The footage on both the noon and evening news showed the two men and several Westerners aboard a Russian airplane outfitted to simulate zero gravity. At least two Chinese astronauts have trained in Russia, but the report didn't say when or where the flight took place.
A pair of stuffed toy panda bears floated past the camera as the two men, dressed in coveralls with Chinese flags on the chest, donned space suits in the background.
The broadcast added to signs of China's growing confidence in its effort to become the third nation, after Russia and the United States, able to send its own astronauts into orbit. The program began in 1992 but has released little information, possibly to avoid embarrassment if it suffered technical setbacks.
Communist leaders have invested heavily in the program, which they hope will win them domestic support and respect abroad. A manned flight would serve as proof of the country's technical prowess and progress after two decades of economic reform.
State newspapers Monday carried adulatory coverage of the Shenzhou IV landing late Sunday on the snow-covered northern grasslands of the Inner Mongolia region. Front page photos showed the drum-shaped capsule lying on its side, surrounded by recovery crews bundled up against the subfreezing cold.
The Shenzhou IV blasted into space Dec. 30 from a base in the Gobi desert. The official Xinhua News Agency said it orbited the earth 108 times and performed hundreds of maneuvers, including unfolding its solar panels.
It was the fourth unmanned Shenzhou flight. Official media said the capsule, based on Russia's Soyuz, carried all the equipment necessary for manned flight and tested life-support equipment.
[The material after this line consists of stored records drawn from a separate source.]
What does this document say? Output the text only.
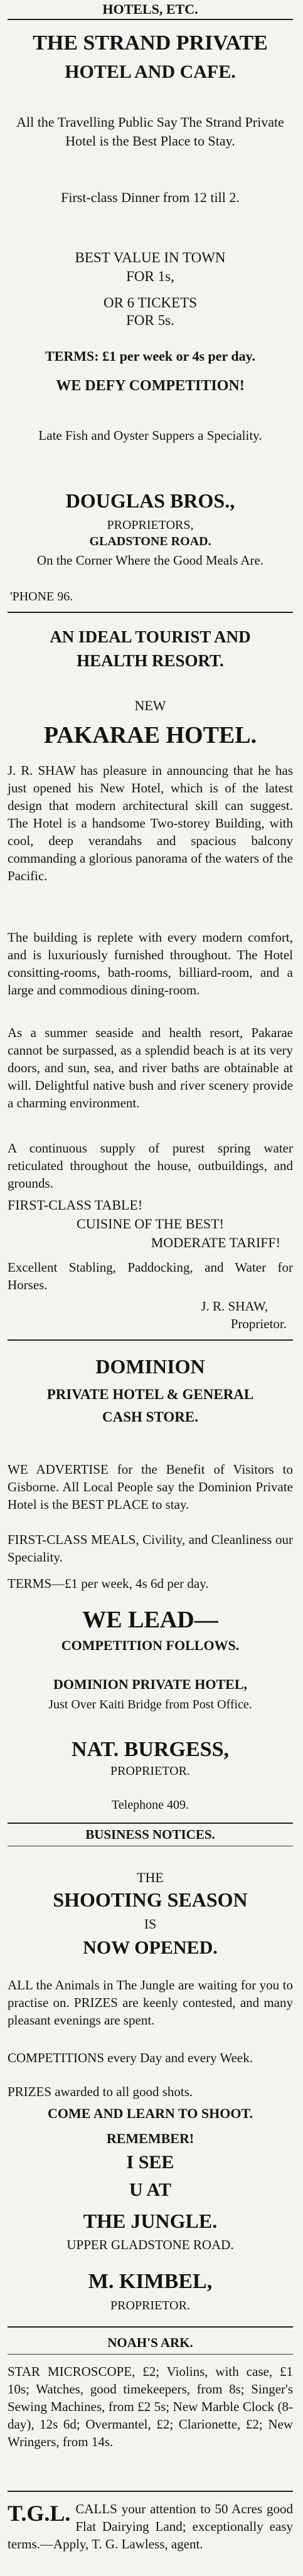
HOTELS, ETC.
THE STRAND PRIVATE
HOTEL AND CAFE.
All the Travelling Public Say The Strand Private Hotel is the Best Place to Stay.
First-class Dinner from 12 till 2.
BEST VALUE IN TOWN
FOR 1s,
OR 6 TICKETS
FOR 5s.
TERMS: £1 per week or 4s per day.
WE DEFY COMPETITION!
Late Fish and Oyster Suppers a Speciality.
DOUGLAS BROS.,
PROPRIETORS,
GLADSTONE ROAD.
On the Corner Where the Good Meals Are.
'PHONE 96.
AN IDEAL TOURIST AND
HEALTH RESORT.
NEW
PAKARAE HOTEL.
J. R. SHAW has pleasure in announcing that he has just opened his New Hotel, which is of the latest design that modern architectural skill can suggest. The Hotel is a handsome Two-storey Building, with cool, deep verandahs and spacious balcony commanding a glorious panorama of the waters of the Pacific.
The building is replete with every modern comfort, and is luxuriously furnished throughout. The Hotel consitting-rooms, bath-rooms, billiard-room, and a large and commodious dining-room.
As a summer seaside and health resort, Pakarae cannot be surpassed, as a splendid beach is at its very doors, and sun, sea, and river baths are obtainable at will. Delightful native bush and river scenery provide a charming environment.
A continuous supply of purest spring water reticulated throughout the house, outbuildings, and grounds.
FIRST-CLASS TABLE!
CUISINE OF THE BEST!
MODERATE TARIFF!
Excellent Stabling, Paddocking, and Water for Horses.
J. R. SHAW,
Proprietor.
DOMINION
PRIVATE HOTEL & GENERAL
CASH STORE.
WE ADVERTISE for the Benefit of Visitors to Gisborne. All Local People say the Dominion Private Hotel is the BEST PLACE to stay.
FIRST-CLASS MEALS, Civility, and Cleanliness our Speciality.
TERMS—£1 per week, 4s 6d per day.
WE LEAD—
COMPETITION FOLLOWS.
DOMINION PRIVATE HOTEL,
Just Over Kaiti Bridge from Post Office.
NAT. BURGESS,
PROPRIETOR.
Telephone 409.
BUSINESS NOTICES.
THE
SHOOTING SEASON
IS
NOW OPENED.
ALL the Animals in The Jungle are waiting for you to practise on. PRIZES are keenly contested, and many pleasant evenings are spent.
COMPETITIONS every Day and every Week.
PRIZES awarded to all good shots.
COME AND LEARN TO SHOOT.
REMEMBER!
I SEE
U AT
THE JUNGLE.
UPPER GLADSTONE ROAD.
M. KIMBEL,
PROPRIETOR.
NOAH'S ARK.
STAR MICROSCOPE, £2; Violins, with case, £1 10s; Watches, good timekeepers, from 8s; Singer's Sewing Machines, from £2 5s; New Marble Clock (8-day), 12s 6d; Overmantel, £2; Clarionette, £2; New Wringers, from 14s.
T.G.L. CALLS your attention to 50 Acres good Flat Dairying Land; exceptionally easy terms.—Apply, T. G. Lawless, agent.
"Completion of the successful voyage starts a countdown for China to realize its ambitions of becoming the third country to put people in orbit," the China Daily newspaper said.
Despite such cheerleading, ordinary Chinese are ambivalent, partly because of the lack of public information. Some criticize the program as a waste of money for a poor country where the average income per person is about $700 a year.
The scenes of astronauts Monday on television could be the start of propaganda aimed at stoking public excitement by lionizing the country's first space travelers. The broadcast showed the faces of the two trainees — an unusual step for state media, whose earlier images of astronauts showed them from behind or with faces obscured.
The two men appeared to be the same pair shown wearing space suits in a photograph posted last week on the Web site of a Chinese space-oriented newspaper.
A corps of about a dozen astronauts picked from among fighter pilots in China's air force have been training for years. According to state media, they used the Shenzhou IV capsule for training, and lived inside it for a week last April.
The newspapers Sing Tao of Hong Kong, China Times of Taiwan and the Chinese news Web site Muzi.com identified the first pilot as Chen Long. The reports cited anonymous Chinese sources.
They said Chen had been chosen from 14 trainee astronauts and described him and an unidentified backup pilot as about 30 years old and of medium height and build.